Privacy Request Center Overview

The Privacy Request Center (PRC) is your central hub for your customers to exercise their privacy rights and build trust with your brand. Our self-service portal makes it easy to customize how you receive access, deletion, rectification, and other types of data subject requests (DSRs) for processing within our platform.

The Privacy Request Center is a hosted form on your domain (ours is hosted on preferences.datagrail.io) which allows Data Subjects to easily submit privacy requests to your organization.

Geolocation

The Privacy Request Center dynamically offers Data Subjects the relevant privacy rights in their country/region based on the location reported by the browser (i.e. if the detected location is France, GDPR request options will auto-populate). The Privacy Request Center can also support translating the form based on the data subjects detected location.

The Data Subject can always change their location if they feel their rights are more applicable to a different region, such as those traveling but making a privacy request in their home state.

Reported and Detected Locations

In the Request Manager portal, privacy managers will be able to see the location that was selected, as well as if it differed from their detected location.

Submitting a Request

Once the privacy right to be exercised is selected, the Data Subject will be prompted to enter the necessary details needed to process the request. Each request type includes various fields by default to ensure the correct information is received to process the request.

Customizing Intake Forms

The text and fields in this form are configurable. Learn more about the standard configuration options here

Before submitting the request, the Data Subject must complete a CAPTCHA, to reduce spam and fraud during the intake process.

DataGrail offers an authorized agent workflow for institutions or other people to make requests on behalf of data subjects.

Email Verification

Once a data subject submits a privacy request, they will be asked to confirm their email address. This is referred to as Email Verification and is a safeguard against spam and requests illegitimately made on behalf of others.

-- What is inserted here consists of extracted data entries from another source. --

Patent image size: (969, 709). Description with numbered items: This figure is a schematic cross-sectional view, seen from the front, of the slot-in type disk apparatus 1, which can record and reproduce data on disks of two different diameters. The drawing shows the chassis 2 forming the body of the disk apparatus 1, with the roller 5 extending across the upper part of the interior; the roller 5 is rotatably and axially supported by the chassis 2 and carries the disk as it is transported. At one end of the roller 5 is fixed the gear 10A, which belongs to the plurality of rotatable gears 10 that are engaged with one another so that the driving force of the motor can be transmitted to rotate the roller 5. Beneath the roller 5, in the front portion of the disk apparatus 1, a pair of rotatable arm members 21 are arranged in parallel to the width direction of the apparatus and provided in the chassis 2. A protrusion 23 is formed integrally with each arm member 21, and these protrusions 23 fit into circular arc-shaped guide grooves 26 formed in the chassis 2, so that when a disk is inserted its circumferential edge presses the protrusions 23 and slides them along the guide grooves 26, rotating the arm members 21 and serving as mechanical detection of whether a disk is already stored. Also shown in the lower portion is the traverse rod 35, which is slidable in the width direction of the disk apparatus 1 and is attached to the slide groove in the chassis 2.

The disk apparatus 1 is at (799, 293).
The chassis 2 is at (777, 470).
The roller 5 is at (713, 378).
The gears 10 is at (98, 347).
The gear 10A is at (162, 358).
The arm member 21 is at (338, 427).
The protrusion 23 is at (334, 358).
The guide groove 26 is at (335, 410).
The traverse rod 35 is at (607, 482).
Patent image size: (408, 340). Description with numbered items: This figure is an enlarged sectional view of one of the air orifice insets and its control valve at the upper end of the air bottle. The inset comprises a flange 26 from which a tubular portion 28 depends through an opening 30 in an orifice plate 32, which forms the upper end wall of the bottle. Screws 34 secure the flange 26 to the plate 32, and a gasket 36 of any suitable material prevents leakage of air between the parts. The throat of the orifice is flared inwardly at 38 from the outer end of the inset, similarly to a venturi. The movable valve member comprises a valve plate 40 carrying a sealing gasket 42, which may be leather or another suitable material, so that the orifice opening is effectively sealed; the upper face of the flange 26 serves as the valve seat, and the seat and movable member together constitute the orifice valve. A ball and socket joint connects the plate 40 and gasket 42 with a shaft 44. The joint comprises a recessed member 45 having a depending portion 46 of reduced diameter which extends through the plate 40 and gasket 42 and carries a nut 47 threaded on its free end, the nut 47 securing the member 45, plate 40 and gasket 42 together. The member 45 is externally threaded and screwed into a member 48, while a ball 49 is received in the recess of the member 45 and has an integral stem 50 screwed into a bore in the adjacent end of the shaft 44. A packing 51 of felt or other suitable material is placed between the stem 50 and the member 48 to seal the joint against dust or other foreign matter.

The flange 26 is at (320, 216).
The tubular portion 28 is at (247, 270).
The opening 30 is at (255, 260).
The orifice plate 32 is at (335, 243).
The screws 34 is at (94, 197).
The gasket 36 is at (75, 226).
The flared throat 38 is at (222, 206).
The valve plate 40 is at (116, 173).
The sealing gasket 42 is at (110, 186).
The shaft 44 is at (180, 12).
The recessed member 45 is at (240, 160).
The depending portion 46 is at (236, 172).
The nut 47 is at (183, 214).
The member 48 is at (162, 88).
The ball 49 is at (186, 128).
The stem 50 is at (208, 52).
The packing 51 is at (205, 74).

The verification email and all other email messages sent to data subjects are customizable with Email Templates.

The Data Subject has 7 days to verify their identity. If the verification is not completed within 7 days, the request will automatically move to closed and the data subject will receive an email that their privacy request was rejected. Verified requests will immediately move to the Wizard, so your team can begin processing.

A reminder email will be sent to Data Subjects who do not verify within 24 hours.

Verification Links

Verification links can only be clicked once. If a Data Subject has already verified their request and attempts to use the verification link again, they will see a 404 page.

Phone Verification

In addition to Email Verification, DataGrail offers Phone Verification, which provides an additional layer of security and the verified phone number can be used as an identifier. This verification is optional and can be enabled by customizing your intake form to include the Phone Number question.

The flow for Phone Verification is as follows:

1. Data Subject receives the same email verification email with a link to verify their email.
2. Once email is verified, as part of the same flow, the Data Subject will be prompted to verify their phone number.
3. The Data Subject will receive a text message with a code to enter into the form to verify their phone number.
4. Once the phone number is verified, the request can continue forward for processing.

Viewing Privacy Requests

Once the request is submitted, the request details will be logged to DataGrail. You can visit the Request Queue to see the current list of all privacy requests.

From here, Request Manager users can click into each request and begin processing!